Were we presented with a theory that specifies the mechanics of how
consciousness interacts with or inheres in matter, we would refuse to accept
the implications as long as we still feared death.
That fear is in turn a consequence of our love of life.
Every cell of our being drives us to live more and better, which is why the
contemplation of death is morbid and taboo. To ponder what your death will be
like is to betray the genetic compulsion and hormones and cultural conditioning
that establish the norm of living with blinders to certain dark realities. Biologically,
we perceive only that fraction of the universe which is useful to our survival,
although science has entered us into the infamous Faustian bargain in which we
dare to see further than is recommended to maintain our sanity.
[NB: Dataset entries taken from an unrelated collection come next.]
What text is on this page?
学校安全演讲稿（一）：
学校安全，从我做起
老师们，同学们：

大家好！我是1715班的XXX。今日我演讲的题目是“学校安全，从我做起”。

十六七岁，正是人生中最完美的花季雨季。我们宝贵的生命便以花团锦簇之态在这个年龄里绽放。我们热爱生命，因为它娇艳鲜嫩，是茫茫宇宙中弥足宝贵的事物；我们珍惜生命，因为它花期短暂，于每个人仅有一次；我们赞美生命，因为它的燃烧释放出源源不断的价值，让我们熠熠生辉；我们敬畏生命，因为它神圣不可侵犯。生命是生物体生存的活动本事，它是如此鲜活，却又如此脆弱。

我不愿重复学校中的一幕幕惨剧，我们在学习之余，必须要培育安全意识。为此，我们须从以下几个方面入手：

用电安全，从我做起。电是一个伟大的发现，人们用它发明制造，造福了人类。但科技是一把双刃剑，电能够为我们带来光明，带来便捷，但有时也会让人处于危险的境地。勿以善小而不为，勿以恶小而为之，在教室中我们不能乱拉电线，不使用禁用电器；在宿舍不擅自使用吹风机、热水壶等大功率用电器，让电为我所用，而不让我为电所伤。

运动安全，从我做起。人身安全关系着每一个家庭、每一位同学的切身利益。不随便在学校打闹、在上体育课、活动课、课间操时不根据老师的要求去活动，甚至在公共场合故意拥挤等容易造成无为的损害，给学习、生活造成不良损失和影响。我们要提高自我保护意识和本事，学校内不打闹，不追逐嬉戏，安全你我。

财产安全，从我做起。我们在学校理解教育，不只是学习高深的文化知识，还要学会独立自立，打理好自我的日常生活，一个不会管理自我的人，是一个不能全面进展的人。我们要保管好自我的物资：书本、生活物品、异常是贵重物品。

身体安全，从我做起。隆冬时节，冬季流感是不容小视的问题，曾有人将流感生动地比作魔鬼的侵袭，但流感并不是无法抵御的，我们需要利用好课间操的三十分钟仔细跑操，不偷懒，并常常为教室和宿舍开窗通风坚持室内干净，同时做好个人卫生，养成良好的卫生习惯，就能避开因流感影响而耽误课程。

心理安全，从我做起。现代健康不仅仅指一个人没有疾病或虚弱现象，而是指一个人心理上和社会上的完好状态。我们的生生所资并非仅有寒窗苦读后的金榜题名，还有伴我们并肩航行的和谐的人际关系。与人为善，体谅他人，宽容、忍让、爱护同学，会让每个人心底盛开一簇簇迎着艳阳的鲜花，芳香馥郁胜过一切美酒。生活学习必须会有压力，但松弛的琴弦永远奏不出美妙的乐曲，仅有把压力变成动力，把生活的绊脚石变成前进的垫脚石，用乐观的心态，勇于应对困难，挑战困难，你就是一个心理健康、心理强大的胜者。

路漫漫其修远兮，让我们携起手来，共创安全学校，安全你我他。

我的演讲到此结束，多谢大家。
Death is
despicable because we’re naturally driven to prolong our life at all costs, and
this instinct is at least a precondition of the mind-body problem. Of course, the
theoretical problem is agonized over by living
creatures, by clever animals that figured out not just how to be self-aware,
but that the self will apparently be extinguished at the end of a process of
material dying. The certainty of death is apparent only to highly intelligent
creatures that have learned to wrestle with complexities and abstractions that
are unknown to lesser organisms. Nevertheless, the will to survive is universal
in the animal kingdom and thus the terror of death persists even in the
philosopher.
True, we can be depressive and suicidal, but even should we
relinquish the zest for life and embark upon a plot to kill ourselves, we can
experience only the act of dying, never the end of death. As long as we live,
we live in bodies that evolved to protect themselves, to preserve and to
transmit their genetic code. Once we die, the emotional component of the
problem of how mind relates to the body is of course undone, since we then no
longer exist and thus can no longer fear death or be compelled to endure. Suppose,
though, that someone were somehow to have no fear of death and thus no love of
life. Such a being would contemplate the prospect of dying with perfect
neutrality. Were she biologically programmed to defend her life, she would be
alienated from her body, since by hypothesis she would have no emotional
attachment to her life. At most she would observe herself going through the
motions of breathing, eating, and generally of preserving her life, say, by
checking that the way is clear before she crosses the street, but she wouldn’t
care about the outcome. However, these life-preserving instincts would be less
effective without their emotive component. So such a being would more likely
act neither for nor against her benefit. She would be as indifferent towards
her life as would be the rest of the universe. To that extent, she would be an
object rather than a living thing. What this indicates is that the mind-body
problem arises only for a creature that’s at least minimally self-interested,
who prefers to live and who thus loathes the thought of her passing into
nothingness.
Fear of death isn’t just a precondition of the mystery of
how a material body can be conscious; rather, that fear is what renders that identity a problem. Again, the problem isn’t
that we can’t understand how material things can come together to form a
subject, since at the subatomic level matter itself is as ethereal as any
ghost. No, the problem is that we don’t want
to be bodies that face the certainty of losing everything we once had. We
refuse to dwell on this agonizing certainty, because we’re intrinsically
disgusted by it, and so we’re mentally blocked from picking up the problem from
the other end, from imagining how a material thing can become conscious, since
the two statements of the problem are philosophically equivalent.